The dynamic man vowed to correct that attitude, and in the early 1960s founded an organisation with the aim of creating a workplace for people with disabilities.

Today the not-for-profit organisation House With No Steps (HWNS) employs 500 people with a disability and its Summerland House Farm near Alstonville in New South Wales has become a critical cog in local rural industry.

We are here for the social cause.

- Summerland House Farm executive general manager business Brett Lacey

The team is busy every day packing avocados, custard apples, sorting macadamia nuts and growing commercial quantities of truss tomatoes.

In addition, the Alstonville enterprise provides nursery items, value-added produce like roasted nuts and gift items, as well as a cafe serving locally-grown coffee.

Summerland House Farm executive general manager business Brett Lacey said the farm included an avocado orchard, which was carefully brought to fruition by the orchardist David Brine, who was instrumental in making the grove of trees a commercial reality.

The late Mr Brine was the one who advocated for integrated pest management and active management of phytophthora and canopy density.

"He found that balance between vegetative growth and fruit production," Brett said.

But these days, the services Summerland House Farm provides to local growers has surpassed what the farm produces.

The central fruit packing shed prepares trays of avocados, custard apples, peaches and nectarines and limes for market, and Brett said the farm was open to other options, like mangoes, lychees and finger limes.

The farm's orchard produces 15,000 trays of avocados a year but the packing shed, populated by 20 smiling employees with a disability pushes 200,000 boxes out the door every year.

During the brief stone fruit season, staff numbers increase to 30 because of the urgent turn-around times. To create the boxes required by the busy shed, carton supplier Amcor has partnered with HWNS to supply a folding machine, which churns out 300,000 cardboard trays each year.

Nearby, on site, is the half a million dollar macadamia processing factory, which handles up to 3000 tonnes of nuts in shell each year.

The local produce is dehusked and a photo scanner sorts the nuts at speed to determine which are suitable and which are not.
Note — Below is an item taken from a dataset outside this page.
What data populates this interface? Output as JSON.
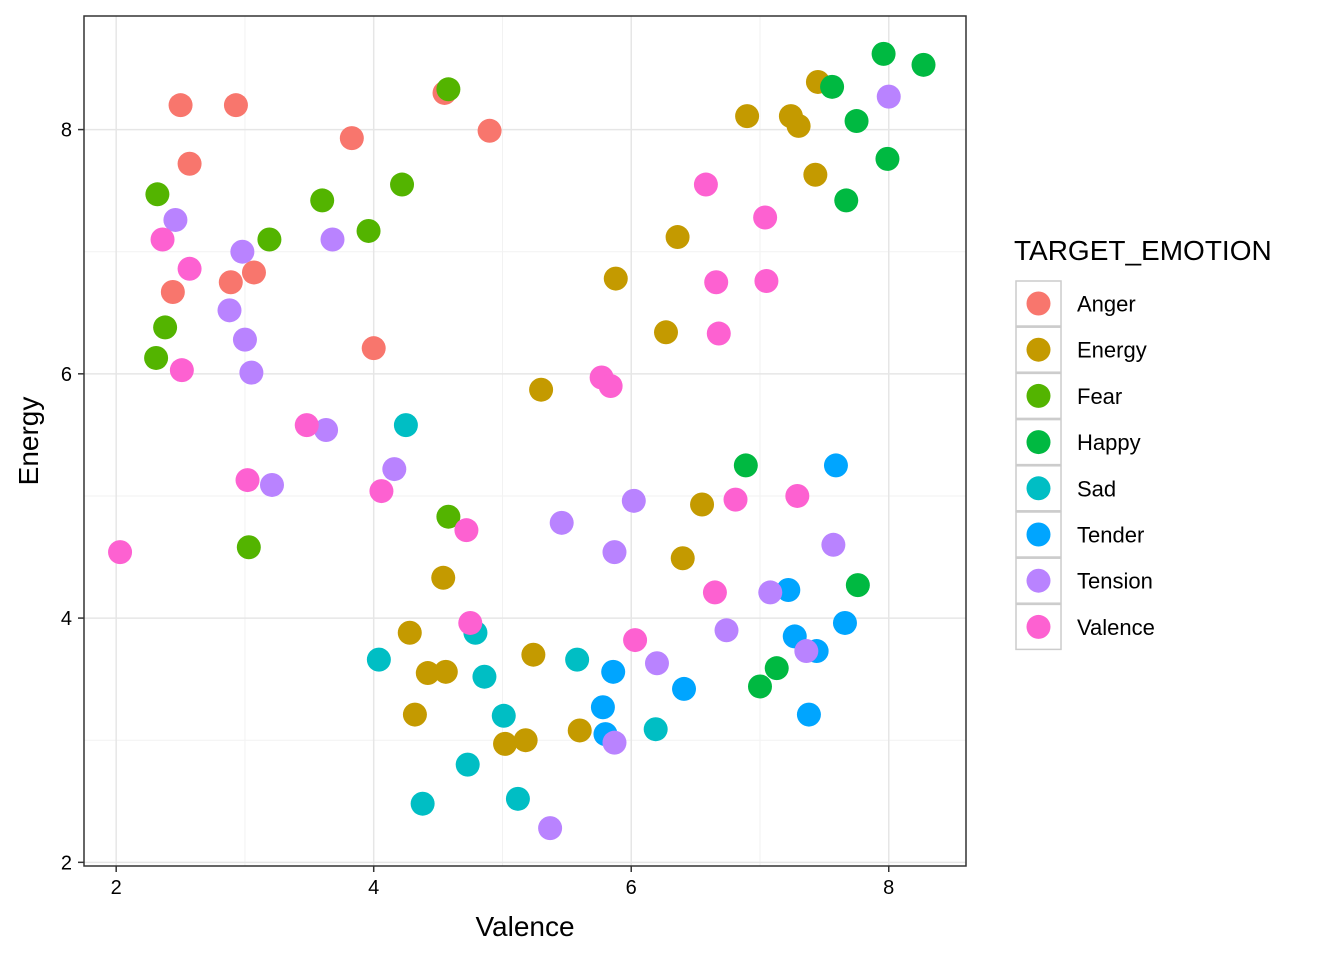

"It takes away the labour subjectivity made by humans and relies on an extensive database to pick the right ones," Brett said.

A new addition to the farm is its hydroponic greenhouse, which produces up to four tonnes of truss tomatoes a week in peak season.

Hothouse manager Tommy Oudomvilay, former owner of a very successful local Thai restaurant, said the management of flying pests was intense but rewarding during the crops' nine months of productivity.

Despite all the diversification it is not easy to make a profit.

And this operation near Alstonville relies on all of the HWNS businesses to make it work. Processed foods, for instance are packed at the Gold Coast packaging business.

But as Brett points out, profit is not the motive.

"We're here for the social cause," he said.